La narration fait preuve d'une maîtrise assez impressionnante. C'est assez fascinant de voir comment les supports de communication s'imbriquent et se font écho. L'histoire nous est introduite par l'intermédiaire de Gill et ses filles qui, elles, en prennent connaissance par le biais d'enregistrements audio, eux-mêmes reposant sur des photographies. Pourtant le tout nous est livré par voie écrite.

What a deceitful thing a photograph is. They say that memory plays tricks on one. Not nearly as much as a photograph does, in my view. 

Si cela peut paraître compliqué, il n'en est rien. L'ensemble est très maîtrisé, et la narration fluide. J'avoue qu'il m'a fallu un certain temps pour m'attacher aux personnages, et donc à l'histoire. Mais quand j'y réfléchis, je pense que cela fait partie intégrante du récit. Car au fond, qui en est réellement l'héroïne ? Gill, Rosamund, Beatrix, Thea ou Imogen ?

"Well, I like the rain before it falls". Rebecca smiled at that, but I said (very pedantically, I suppose): "Before it falls, though, darling, it isn't really rain" (...) "Of course there is no such thing", she said. "That's why it's my favourite. Something can still make you happy, can't it, even if it isn't real ?" 

J'ai vraiment beaucoup aimé le style de Jonathan Coe, qui est un véritable conteur. Lorsqu'il donne la parole à Rosamund, on entend sa voix, avec les grésillements de la bande son en arrière-plan. Les photographies s'imposent à notre imaginaire, elles sont presque palpables, et on imagine leurs coins cornés et leurs couleurs défraîchies par le temps. C'est assez remarquable, quand on y pense. Le personnage de Rosamund est celui que j'ai préféré. Avec sa personnalité discrète, elle a eu le courage de mener une vie qui ne l'a jamais complètement satisfaite, et qu'elle a pourtant réussi à apprécier. Elle a toujours pu mesurer la grandeur de ses pertes et a appris à vivre avec ses blessures. C'est quelqu'un de lucide et pragmatique, mais qui sait aussi se laisser guider par ses sentiments. Pourtant, le courage de ses opinions lui a manqué à plusieurs reprises (notamment par rapport à Beatrix). Bref, c'est un personnage d'une grande humanité, complexe et tellement beau. J'aurai tellement aimé en savoir davantage sur elle et sur sa vie, finalement très moderne pour l'époque.

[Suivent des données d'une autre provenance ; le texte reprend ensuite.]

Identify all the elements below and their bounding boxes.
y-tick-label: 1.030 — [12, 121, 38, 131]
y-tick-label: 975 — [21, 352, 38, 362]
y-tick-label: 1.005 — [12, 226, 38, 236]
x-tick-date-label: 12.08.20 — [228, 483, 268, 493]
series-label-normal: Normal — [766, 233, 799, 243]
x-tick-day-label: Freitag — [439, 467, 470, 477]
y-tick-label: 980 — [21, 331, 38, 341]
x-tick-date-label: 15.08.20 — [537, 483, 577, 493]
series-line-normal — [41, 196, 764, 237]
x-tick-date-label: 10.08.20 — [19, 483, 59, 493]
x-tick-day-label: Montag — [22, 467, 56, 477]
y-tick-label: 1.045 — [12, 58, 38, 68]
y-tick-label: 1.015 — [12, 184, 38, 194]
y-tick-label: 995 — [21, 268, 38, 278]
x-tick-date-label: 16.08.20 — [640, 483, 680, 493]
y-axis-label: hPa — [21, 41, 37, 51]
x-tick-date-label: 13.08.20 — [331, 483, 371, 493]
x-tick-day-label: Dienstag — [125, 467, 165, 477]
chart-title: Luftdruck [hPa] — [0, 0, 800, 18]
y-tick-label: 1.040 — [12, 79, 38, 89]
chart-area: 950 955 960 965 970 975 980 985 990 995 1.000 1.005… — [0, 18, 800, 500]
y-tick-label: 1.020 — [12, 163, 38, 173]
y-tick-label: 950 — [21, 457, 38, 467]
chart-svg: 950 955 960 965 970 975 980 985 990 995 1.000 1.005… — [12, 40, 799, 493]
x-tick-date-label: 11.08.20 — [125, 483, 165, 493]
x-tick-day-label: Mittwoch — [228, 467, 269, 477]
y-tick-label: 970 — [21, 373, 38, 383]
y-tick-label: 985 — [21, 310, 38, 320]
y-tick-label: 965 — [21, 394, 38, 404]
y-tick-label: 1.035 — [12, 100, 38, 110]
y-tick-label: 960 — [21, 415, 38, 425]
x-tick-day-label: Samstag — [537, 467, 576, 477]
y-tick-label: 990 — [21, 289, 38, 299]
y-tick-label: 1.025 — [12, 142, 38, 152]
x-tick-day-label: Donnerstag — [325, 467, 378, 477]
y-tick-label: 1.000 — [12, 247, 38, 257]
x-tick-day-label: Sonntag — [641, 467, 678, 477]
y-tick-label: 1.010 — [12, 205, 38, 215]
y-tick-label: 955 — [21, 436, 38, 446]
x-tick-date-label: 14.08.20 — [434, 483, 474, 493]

As usual, I am supposed to be describing a photograph, and everything has gone higgledy-piggledy. But perhaps there isn't a right order, anyway. Perhaps chaos and randomness are the natural order of things. I sometimes think so.

The rain before it falls vous laissera à la fois nostalgique et mélancolique. Ce court roman (trop court ?) nous livre le destin de trois générations de femmes de façon brillante et très juste. Il parle d'amour, de perte, de chagrin et de blessures dont la cicatrice reste douloureuse malgré les années. C'est un livre qui est habité, qui bouscule les conventions sociales et tente de fissurer leur vernis à la fois fragile et bien trop épais pour dévoiler ce qu'elles cachent secrètement. J'ai parsemé mon billet de quelques passages qui m'ont particulièrement touchée... Ai-je réussi à vous tenter ?

(...) life only starts to make sense when you realize that sometimes - often - all the time - two completely contradictory ideas can be true.

The rain before it falls, Jonathan Coe, Penguin Books, 278 p.